Karena itu, Mawardi menginstruksikan kepada setiap kepala daerah di Sumsel untuk membentuk Unit Pelaksana Teknis Daerah (UPTD) Pemberdayaan Perempuan dan Perlindungan Anak (PPPA) di 17 kabupaten/kota di Sumsel. Sampai saat ini, hanya ada lima UPTD PPPA di seluruh Sumsel.
Tujuannya agar mereka yang menjadi korban kekerasan dapat mengadukan hal ini segera sehingga bisa ditanggulangi. Tidak cukup sampai di sana, ujar Mawardi, perlindungan juga perlu dilakukan sampai ke tingkat akhir, termasuk pemberdayaan pada korban sehingga kasus kekerasan tidak lagi terjadi.
Di tahun 2021, ada sekitar 250 daerah baik provinsi maupun kabupaten/kota mendapatkan DAK dengan kisaran Rp 350 juta-Rp 600 juta tergantung dari jumlah kasus kekerasan yang ditangani. (I Gusti Ayu Bintang Darmawati)
Menteri Pemberdayaan Perempuan dan Perlindungan Anak I Gusti Ayu Bintang Darmawati menegaskan, tidak ada satu orang pun yang berhak mendapatkan kekerasan termasuk di antaranya perempuan dan anak. Karena itu, angka kekerasan terhadap perempuan dan anak harus ditekan. ”Ini menjadi salah satu isu prioritas kami pada tahun 2020-2024,” ucap Bintang ketika berada di Palembang, Sumatera Selatan.
Dia mengatakan, semenjak pandemi kasus kekerasan terhadap perempuan dan anak meningkat. Tidak hanya di Indonesia, tetapi juga di dunia. Untuk menekan hal ini, perlu ada kolaborasi dan sinergitas di antara semua pihak. Bahkan untuk tahun 2021 ini, ujar Bintang, pihaknya sudah menyiapkan dana alokasi khusus (DAK) nonfisik untuk penanganan korban kekerasan, utamanya untuk peningkatan kapasitas sumber daya manusia bagi mereka yang menjadi korban.

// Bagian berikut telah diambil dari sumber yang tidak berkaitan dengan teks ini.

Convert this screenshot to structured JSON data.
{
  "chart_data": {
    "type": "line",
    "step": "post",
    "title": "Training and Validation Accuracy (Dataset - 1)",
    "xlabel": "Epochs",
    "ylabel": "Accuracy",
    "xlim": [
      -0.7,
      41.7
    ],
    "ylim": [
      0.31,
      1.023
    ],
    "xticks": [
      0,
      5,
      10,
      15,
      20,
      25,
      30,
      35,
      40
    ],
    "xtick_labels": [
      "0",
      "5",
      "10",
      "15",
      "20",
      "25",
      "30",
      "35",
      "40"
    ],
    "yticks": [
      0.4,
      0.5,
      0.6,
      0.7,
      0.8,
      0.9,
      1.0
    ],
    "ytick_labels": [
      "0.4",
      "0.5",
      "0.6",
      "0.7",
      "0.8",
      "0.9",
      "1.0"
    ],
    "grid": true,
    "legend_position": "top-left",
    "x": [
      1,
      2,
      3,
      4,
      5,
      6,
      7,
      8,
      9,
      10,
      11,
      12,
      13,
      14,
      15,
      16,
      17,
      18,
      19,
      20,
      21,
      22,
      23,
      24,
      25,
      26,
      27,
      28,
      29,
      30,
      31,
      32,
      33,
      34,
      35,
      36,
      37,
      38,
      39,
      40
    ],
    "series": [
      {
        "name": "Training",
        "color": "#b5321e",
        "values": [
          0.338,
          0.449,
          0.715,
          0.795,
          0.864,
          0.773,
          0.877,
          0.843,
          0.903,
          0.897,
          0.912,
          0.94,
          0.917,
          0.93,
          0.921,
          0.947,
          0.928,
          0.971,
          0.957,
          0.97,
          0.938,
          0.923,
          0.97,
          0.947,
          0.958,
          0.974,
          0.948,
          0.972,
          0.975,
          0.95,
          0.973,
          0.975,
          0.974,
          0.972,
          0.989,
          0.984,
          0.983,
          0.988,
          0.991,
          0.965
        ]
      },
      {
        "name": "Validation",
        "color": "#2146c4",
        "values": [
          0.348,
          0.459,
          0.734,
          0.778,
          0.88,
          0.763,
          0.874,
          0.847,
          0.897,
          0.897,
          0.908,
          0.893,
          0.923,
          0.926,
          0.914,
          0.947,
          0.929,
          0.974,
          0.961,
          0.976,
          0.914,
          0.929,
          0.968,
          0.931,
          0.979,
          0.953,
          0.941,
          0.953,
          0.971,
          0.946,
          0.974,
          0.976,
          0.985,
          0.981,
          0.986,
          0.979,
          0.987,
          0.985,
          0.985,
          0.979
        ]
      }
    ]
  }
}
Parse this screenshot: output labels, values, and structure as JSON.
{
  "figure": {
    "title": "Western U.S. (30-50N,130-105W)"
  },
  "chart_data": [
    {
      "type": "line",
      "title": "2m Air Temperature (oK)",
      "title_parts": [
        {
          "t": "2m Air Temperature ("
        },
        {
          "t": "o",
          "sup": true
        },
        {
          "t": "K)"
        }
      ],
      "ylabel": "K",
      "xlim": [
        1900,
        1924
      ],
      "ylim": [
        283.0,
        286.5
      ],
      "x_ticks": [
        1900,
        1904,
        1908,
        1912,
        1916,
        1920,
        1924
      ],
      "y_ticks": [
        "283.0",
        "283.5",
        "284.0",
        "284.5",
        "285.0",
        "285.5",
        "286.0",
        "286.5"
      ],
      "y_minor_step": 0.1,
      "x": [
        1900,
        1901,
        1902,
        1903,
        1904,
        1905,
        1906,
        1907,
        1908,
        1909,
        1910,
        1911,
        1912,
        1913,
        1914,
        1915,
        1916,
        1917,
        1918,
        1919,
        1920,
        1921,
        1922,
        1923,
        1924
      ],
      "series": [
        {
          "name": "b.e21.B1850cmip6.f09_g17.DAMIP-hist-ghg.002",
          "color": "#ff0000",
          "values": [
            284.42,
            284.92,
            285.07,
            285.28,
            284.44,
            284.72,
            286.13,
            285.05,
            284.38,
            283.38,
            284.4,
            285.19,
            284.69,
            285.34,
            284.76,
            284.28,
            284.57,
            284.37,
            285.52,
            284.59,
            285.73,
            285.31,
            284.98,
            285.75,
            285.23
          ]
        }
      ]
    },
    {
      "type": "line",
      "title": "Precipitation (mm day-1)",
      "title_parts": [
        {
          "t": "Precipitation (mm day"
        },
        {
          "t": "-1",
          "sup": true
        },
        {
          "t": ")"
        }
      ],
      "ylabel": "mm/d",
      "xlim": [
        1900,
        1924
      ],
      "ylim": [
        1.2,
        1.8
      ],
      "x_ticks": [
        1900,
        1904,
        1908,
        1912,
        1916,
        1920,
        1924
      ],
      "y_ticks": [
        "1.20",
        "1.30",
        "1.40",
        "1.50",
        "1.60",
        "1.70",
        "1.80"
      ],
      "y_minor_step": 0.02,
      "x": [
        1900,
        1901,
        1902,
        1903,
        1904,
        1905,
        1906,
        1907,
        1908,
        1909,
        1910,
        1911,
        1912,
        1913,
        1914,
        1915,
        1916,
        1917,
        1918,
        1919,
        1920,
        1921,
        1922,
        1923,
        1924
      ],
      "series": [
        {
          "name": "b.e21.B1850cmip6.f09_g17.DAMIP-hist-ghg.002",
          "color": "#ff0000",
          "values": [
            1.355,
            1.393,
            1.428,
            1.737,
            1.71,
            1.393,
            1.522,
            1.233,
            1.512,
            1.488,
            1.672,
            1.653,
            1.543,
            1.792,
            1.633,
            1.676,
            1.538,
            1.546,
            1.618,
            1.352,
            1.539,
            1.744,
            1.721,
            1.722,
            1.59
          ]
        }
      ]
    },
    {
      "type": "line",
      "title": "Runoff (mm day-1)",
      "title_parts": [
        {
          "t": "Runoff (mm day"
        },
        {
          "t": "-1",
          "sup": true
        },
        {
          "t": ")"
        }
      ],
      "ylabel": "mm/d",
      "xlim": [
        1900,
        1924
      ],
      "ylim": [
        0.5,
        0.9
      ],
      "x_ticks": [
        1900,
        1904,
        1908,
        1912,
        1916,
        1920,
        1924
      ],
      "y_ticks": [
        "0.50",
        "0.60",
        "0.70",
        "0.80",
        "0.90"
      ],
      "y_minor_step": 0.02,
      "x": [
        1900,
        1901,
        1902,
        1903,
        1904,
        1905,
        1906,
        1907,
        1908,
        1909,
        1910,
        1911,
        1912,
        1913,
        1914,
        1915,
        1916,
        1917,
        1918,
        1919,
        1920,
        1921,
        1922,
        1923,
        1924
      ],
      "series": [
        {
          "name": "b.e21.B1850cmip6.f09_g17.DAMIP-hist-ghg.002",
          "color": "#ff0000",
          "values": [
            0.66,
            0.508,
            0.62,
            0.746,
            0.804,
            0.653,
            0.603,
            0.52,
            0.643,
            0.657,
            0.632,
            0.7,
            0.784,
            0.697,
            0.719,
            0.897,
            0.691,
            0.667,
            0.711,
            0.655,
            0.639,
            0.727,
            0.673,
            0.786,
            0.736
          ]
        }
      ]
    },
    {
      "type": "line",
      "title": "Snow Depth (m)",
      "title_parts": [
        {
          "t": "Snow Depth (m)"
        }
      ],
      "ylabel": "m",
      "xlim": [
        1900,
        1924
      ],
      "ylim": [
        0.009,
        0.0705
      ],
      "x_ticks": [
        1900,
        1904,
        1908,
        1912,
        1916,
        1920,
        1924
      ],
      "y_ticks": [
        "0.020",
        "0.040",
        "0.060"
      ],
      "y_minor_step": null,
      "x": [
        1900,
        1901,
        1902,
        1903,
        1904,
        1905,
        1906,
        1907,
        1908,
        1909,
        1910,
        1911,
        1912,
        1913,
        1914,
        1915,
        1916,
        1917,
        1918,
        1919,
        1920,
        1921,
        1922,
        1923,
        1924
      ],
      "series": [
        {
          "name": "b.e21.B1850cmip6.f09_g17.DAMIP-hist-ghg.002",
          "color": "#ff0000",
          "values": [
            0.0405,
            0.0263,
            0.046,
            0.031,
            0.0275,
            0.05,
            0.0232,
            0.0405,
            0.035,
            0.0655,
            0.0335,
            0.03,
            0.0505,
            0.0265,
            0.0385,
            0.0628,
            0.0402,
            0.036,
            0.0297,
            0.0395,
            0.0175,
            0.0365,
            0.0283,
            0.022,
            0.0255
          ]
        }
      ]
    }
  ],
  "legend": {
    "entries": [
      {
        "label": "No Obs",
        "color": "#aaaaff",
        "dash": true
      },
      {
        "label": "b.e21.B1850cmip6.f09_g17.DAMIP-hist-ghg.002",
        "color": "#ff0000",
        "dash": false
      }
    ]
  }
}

Di tahun 2021, ujar Bintang, ada sekitar 250 daerah, baik provinsi maupun kabupaten/kota, mendapatkan DAK dengan kisaran Rp 350 juta-Rp 600 juta tergantung dari jumlah kasus kekerasan yang ditangani.
”Besaran DAK tergantung dari jumlah kekerasan yang dilaporkan,” ujar Bintang. Untuk itu, dirinya berharap agar semua pihak bekerja sama dalam penanganan kekerasan ini agar perempuan dan anak tidak lagi menjadi korban kekerasan.